Q: When did you start investing in training on compost production?

 

Matt: That would have been 2016.  We'd been... for lack of a better term, farting around with it for a couple of years. We had some issues with the tree service, and in 2016, we actually sold all the equipment for the tree division. We sold the bucket truck, the chipper, the chip truck, we sold everything off. I retained my chainsaw and my climbing gear, and that was it. I didn't cut one tree that year because we decided to go all in on having one person making compost and topsoil.  

 

And so that's when the trainings began. Orlando, Florida with the United States Composting Council was the first training that I attended. It was a week-long event, and it was a general training on everything related to compost: static piles, windrows, in vessel composting, etc. It was just an overview showing you can make compost by these methods.  They also covered things like urban gardens. It was just a general training covering everything.  And I learned a lot there and shared what I learned with the group back home.

 

Then we found Midwest biosystems.  I was just researching different things.  We knew we were probably going to do windrows, so we're trying to figure out what's the best windrow turner. That's how we came across Midwest Biosystems.  And not just the equipment, but also the classes.  I said, hey, let's check that out.  So, they sent me to the training courses.  And I've been there three times now.  In 2016, we didn’t do a single bit of tree work. We also realized that when you first start out making compost, and nobody knows that you’re making it, nobody's going to buy it. So, sales were lacking enough that I had to figure some way to generate income.

 

So, we'd sent letters to all the old customers saying we had discontinued the tree service. In 2017, it was about the second week of January. I was sitting twiddling my thumbs going, "Okay, what am I going to do to generate some income?", and a guy called me and said, "Hey, can you cut some trees?"  He had not received a letter, and I guess he looked us up in the yellow pages because we still had an ad for the tree division .that we hadn't cancelled.  He called me up and I said, “Yep, I'll be right there.”  So, I dusted off my climbing gear and my chainsaws, and we went out and it was just a small job.  It took about two weeks and my phone started ringing again and then I just periodically climbed throughout 2017 doing small jobs. In 2018 is when we got our contract with Southern Indiana Power for right of way clearing.

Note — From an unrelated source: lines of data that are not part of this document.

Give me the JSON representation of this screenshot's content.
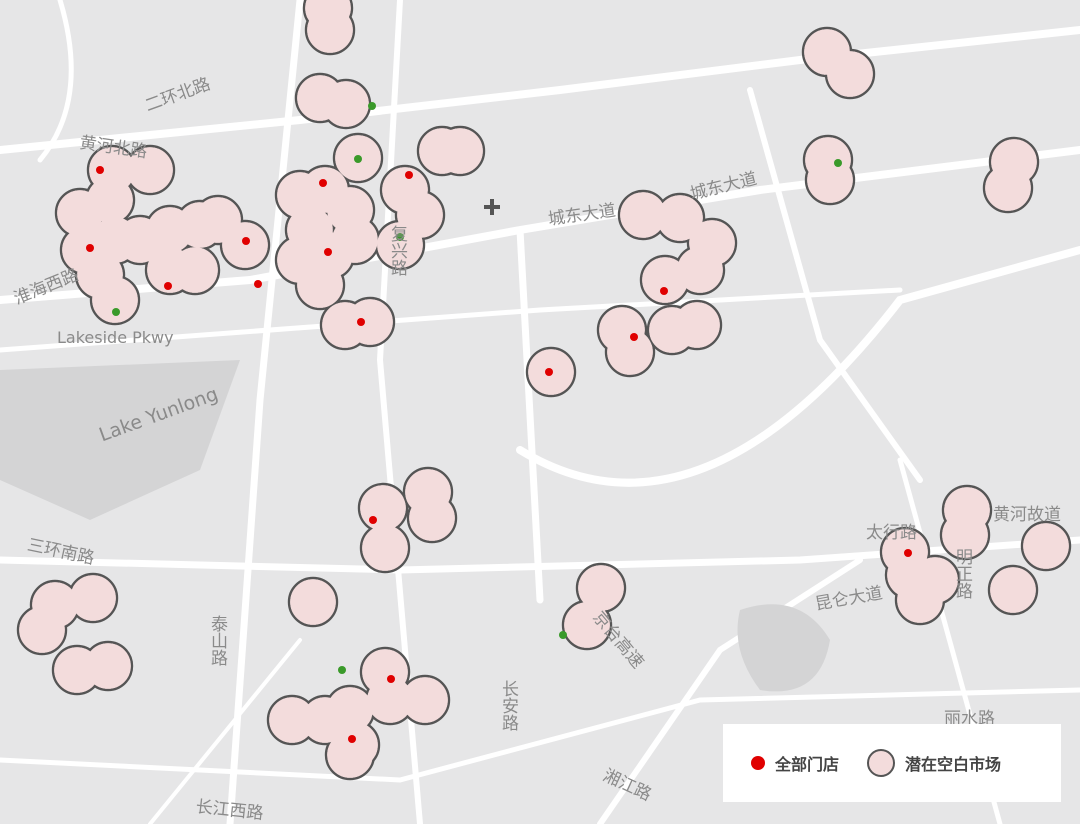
{
  "map": {
    "labels": [
      {
        "text": "二环北路"
      },
      {
        "text": "黄河北路"
      },
      {
        "text": "淮海西路"
      },
      {
        "text": "Lakeside Pkwy"
      },
      {
        "text": "Lake Yunlong"
      },
      {
        "text": "三环南路"
      },
      {
        "text": "城东大道"
      },
      {
        "text": "城东大道"
      },
      {
        "text": "泰山路"
      },
      {
        "text": "长安路"
      },
      {
        "text": "长江西路"
      },
      {
        "text": "湘江路"
      },
      {
        "text": "京台高速"
      },
      {
        "text": "昆仑大道"
      },
      {
        "text": "太行路"
      },
      {
        "text": "明正路"
      },
      {
        "text": "黄河故道"
      },
      {
        "text": "丽水路"
      },
      {
        "text": "复兴路"
      }
    ],
    "colors": {
      "background": "#e6e6e7",
      "road": "#ffffff",
      "store": "#e00000",
      "other_store": "#3a9a2a",
      "market_fill": "#f3dcdc",
      "market_stroke": "#555555"
    }
  },
  "legend": {
    "stores_label": "全部门店",
    "market_label": "潜在空白市场"
  }
}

We didn't have any of the equipment, and SIP just told us to go buy it. They wanted somebody local, and that's ultimately what got us right back into trees. In 2018-19, I ran just the one crew. We hired several employees, and that's when we broke off, and we started the residential crew, and continued to operate a line clearance crew for the remaining part of the SIP contract.  After that, we dropped back down to one residential crew, but it seems like the volume of scrap material that we were producing was just as high as when we were running two crews.

 

So, we had a need to get rid of material, and we were trying to find anywhere else we could go, but we still had a mountain of chips.  What slowed in our need for getting rid of our waste in 2016-17, has more than tripled since we've started Evanston Valley Enterprises.